Wednesday, August 14, 2019

Sign here

It has been almost 18 years since we got into a military conflict in Afghanistan.  Eighteen years!  College freshman students have no personal experience and understanding of our country at peace.  To them, we have always been at war :(

A pacifist that I am, I have always hated wars.  Well, except for a brief time in my teenage years when I thought that violence and revolutionary wars could overturn the choking status quo.  And then I got older.

At least going to Afghanistan was logical enough, with the country then being home to the dangerous combination of the Taliban and al-Qaeda.  But, the invasion of Iraq?  I was completely against it.  I was opposed to it.  Yet, as I noted in this post a while ago, I did not sign on to a campus petition.


As I explained in another post, it is not that I don't sign petitions.  I do.  But, I run far, far away from "we, the academics" petitions.  The ones that I add my name to are typically "not merely from academics and are, instead, open to anybody from any walk of life. It does not matter if I am an academic or a ditch-digger or a filthy rich capitalist; those petitions are from "we, the people."

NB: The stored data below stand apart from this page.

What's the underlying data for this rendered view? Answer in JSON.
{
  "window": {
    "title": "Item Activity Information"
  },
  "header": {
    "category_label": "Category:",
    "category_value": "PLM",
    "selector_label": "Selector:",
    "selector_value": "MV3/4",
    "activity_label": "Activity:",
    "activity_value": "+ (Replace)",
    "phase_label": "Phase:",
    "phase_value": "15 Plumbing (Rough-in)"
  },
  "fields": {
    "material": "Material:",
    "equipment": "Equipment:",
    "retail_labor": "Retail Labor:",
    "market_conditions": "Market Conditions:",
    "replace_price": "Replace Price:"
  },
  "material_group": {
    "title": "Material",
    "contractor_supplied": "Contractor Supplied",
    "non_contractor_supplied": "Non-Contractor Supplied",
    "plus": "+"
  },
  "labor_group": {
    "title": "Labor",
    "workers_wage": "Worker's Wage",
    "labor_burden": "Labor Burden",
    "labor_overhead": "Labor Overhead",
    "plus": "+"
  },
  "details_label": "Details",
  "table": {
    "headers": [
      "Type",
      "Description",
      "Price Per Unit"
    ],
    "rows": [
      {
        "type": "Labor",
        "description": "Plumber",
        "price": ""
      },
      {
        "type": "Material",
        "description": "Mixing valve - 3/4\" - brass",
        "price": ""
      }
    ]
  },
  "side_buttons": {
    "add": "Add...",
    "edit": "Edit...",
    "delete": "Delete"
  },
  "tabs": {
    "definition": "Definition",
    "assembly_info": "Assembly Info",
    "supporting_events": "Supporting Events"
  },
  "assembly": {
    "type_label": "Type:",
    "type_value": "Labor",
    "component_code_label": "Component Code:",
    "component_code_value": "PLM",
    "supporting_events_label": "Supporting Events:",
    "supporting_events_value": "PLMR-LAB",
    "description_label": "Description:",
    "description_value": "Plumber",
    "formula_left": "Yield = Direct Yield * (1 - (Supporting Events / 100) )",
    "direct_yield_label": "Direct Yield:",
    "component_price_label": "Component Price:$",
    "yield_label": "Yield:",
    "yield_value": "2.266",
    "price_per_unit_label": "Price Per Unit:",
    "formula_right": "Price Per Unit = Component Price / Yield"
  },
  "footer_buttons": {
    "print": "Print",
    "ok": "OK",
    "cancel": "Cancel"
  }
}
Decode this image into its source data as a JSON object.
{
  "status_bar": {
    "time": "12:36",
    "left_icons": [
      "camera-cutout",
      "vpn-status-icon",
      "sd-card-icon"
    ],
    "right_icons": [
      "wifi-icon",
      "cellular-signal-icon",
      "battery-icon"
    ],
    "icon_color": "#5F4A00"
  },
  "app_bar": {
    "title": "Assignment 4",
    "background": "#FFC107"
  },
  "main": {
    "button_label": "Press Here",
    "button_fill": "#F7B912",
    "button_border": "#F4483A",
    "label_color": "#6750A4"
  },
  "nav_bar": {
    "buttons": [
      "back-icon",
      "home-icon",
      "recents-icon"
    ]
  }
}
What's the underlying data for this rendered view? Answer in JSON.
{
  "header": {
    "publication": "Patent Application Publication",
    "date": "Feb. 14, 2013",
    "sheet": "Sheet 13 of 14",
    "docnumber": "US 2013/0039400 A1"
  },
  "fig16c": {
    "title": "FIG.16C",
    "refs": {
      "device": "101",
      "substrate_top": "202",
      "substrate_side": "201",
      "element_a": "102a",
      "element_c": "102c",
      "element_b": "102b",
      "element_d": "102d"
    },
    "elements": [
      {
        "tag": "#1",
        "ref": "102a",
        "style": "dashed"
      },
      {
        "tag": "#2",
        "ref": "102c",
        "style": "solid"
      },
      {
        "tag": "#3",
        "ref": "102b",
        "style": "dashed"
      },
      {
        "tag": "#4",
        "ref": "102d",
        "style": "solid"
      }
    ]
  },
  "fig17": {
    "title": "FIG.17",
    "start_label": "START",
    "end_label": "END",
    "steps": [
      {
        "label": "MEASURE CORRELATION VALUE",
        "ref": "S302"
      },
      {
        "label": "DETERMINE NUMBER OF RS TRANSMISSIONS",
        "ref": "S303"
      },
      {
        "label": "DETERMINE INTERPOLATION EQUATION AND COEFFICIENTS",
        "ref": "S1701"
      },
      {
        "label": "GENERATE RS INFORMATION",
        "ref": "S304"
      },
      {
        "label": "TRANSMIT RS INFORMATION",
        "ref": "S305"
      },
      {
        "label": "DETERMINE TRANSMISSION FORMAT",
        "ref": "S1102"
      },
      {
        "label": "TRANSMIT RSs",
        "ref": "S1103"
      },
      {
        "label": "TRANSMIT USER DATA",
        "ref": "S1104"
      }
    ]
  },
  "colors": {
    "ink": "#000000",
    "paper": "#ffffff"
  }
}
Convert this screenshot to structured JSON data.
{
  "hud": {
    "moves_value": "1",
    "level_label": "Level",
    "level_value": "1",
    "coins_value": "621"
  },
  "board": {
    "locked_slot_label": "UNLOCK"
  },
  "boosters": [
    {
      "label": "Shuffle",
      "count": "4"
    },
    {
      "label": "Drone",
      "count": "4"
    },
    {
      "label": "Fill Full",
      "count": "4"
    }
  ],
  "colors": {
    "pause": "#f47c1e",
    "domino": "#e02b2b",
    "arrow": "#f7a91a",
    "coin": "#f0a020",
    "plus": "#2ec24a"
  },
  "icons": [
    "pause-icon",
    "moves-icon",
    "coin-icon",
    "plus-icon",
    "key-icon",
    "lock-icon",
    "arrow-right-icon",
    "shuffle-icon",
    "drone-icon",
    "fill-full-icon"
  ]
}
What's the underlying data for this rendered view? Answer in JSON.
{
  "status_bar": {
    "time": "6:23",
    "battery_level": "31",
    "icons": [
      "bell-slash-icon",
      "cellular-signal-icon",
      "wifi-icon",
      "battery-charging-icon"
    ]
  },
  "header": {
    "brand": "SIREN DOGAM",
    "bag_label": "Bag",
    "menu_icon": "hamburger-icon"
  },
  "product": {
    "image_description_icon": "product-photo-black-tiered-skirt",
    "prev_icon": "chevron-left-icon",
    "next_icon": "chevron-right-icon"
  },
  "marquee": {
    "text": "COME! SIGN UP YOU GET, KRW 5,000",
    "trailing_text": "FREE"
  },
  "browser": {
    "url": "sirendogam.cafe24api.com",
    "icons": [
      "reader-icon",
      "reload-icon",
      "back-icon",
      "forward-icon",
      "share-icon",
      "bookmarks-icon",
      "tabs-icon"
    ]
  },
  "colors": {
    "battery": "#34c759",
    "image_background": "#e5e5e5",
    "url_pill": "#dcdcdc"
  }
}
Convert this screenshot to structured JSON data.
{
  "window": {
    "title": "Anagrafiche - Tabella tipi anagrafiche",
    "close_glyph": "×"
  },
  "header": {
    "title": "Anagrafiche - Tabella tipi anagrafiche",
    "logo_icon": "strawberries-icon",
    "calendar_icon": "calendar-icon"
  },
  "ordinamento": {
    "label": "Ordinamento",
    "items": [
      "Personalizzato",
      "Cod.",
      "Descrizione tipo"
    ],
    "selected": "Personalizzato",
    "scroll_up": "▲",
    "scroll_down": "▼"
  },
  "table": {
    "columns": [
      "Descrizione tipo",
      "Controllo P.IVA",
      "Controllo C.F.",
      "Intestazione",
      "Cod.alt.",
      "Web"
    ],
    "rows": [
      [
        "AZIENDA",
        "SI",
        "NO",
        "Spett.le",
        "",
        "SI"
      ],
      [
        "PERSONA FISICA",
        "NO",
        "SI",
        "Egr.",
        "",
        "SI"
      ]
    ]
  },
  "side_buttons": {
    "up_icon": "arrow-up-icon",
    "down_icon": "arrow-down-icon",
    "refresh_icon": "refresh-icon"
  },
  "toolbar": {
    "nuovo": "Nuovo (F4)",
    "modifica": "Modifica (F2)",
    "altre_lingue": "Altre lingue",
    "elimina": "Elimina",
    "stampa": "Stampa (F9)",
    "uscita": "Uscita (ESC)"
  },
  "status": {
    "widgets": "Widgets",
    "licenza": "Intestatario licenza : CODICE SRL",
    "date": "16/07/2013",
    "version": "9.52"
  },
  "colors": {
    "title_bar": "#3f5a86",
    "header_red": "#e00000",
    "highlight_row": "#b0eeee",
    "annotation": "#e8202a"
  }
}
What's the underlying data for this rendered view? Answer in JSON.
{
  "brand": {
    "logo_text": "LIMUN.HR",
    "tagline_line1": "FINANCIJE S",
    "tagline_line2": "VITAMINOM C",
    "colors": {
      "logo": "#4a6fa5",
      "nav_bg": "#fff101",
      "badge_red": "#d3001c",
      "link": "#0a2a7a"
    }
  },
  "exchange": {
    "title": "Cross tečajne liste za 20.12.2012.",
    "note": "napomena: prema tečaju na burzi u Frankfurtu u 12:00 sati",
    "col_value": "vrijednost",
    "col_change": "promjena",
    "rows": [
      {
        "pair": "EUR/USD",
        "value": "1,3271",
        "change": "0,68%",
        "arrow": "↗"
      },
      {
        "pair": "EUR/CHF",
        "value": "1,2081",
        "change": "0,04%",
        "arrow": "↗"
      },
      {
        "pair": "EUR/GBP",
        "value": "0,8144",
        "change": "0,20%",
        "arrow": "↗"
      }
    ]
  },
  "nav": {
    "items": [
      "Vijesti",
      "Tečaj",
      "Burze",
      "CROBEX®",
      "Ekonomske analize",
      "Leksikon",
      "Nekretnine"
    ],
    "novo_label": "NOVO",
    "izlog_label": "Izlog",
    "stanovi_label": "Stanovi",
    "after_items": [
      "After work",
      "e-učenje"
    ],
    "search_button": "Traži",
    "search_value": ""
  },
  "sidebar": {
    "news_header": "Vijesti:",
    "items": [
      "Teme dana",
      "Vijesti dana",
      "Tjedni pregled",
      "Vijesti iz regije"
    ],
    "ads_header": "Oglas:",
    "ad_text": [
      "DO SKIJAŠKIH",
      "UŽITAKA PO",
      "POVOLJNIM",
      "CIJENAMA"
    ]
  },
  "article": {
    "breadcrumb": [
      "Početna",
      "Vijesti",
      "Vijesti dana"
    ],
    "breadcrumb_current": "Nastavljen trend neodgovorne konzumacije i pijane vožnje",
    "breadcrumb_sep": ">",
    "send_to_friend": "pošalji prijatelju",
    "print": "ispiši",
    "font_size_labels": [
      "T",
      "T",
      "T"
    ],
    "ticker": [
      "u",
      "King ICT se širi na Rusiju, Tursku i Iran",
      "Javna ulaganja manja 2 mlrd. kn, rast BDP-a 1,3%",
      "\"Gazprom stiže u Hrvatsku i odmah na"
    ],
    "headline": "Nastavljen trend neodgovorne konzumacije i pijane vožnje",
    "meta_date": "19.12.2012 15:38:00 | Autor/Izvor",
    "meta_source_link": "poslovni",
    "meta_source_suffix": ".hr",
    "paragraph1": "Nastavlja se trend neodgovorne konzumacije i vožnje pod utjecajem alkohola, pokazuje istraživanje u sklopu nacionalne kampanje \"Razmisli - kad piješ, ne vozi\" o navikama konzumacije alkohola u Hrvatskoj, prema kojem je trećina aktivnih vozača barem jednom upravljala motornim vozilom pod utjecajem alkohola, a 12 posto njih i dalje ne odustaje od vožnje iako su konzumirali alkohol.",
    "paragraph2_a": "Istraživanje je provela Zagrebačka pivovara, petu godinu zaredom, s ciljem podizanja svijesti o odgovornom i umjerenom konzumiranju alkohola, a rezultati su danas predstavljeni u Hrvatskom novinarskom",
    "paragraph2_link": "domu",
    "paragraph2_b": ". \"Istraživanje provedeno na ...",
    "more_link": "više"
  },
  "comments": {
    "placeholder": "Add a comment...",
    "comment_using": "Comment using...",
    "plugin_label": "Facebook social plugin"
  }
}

I don't want to pretend that I know it all.  I am fully aware that what I know is minuscule.  On public policy matters, by signing on to "we, the people" petitions, I am only participating in a democratic process, and not because I am an "expert."  And that seems to be the overall point in this essay too, where the author notes that "Our job is to persuade by argument, not by wielding influence."

However, I disagree with the author's absoluteness:
I believe that petitions, regardless of their content, compromise core values of intellectual inquiry.
Come on!  Be a philosopher and add the necessary qualifiers, woman!  "regardless of their content"?  Really?

The author's essay is otherwise carefully phrased, and she even notes this: "I am not saying that philosophers should refrain from engaging in political activity; my target is instead the politicization of philosophy itself."  And yet she disses all petitions "regardless of their content."

Take action, philosophers, but as "we, the people"!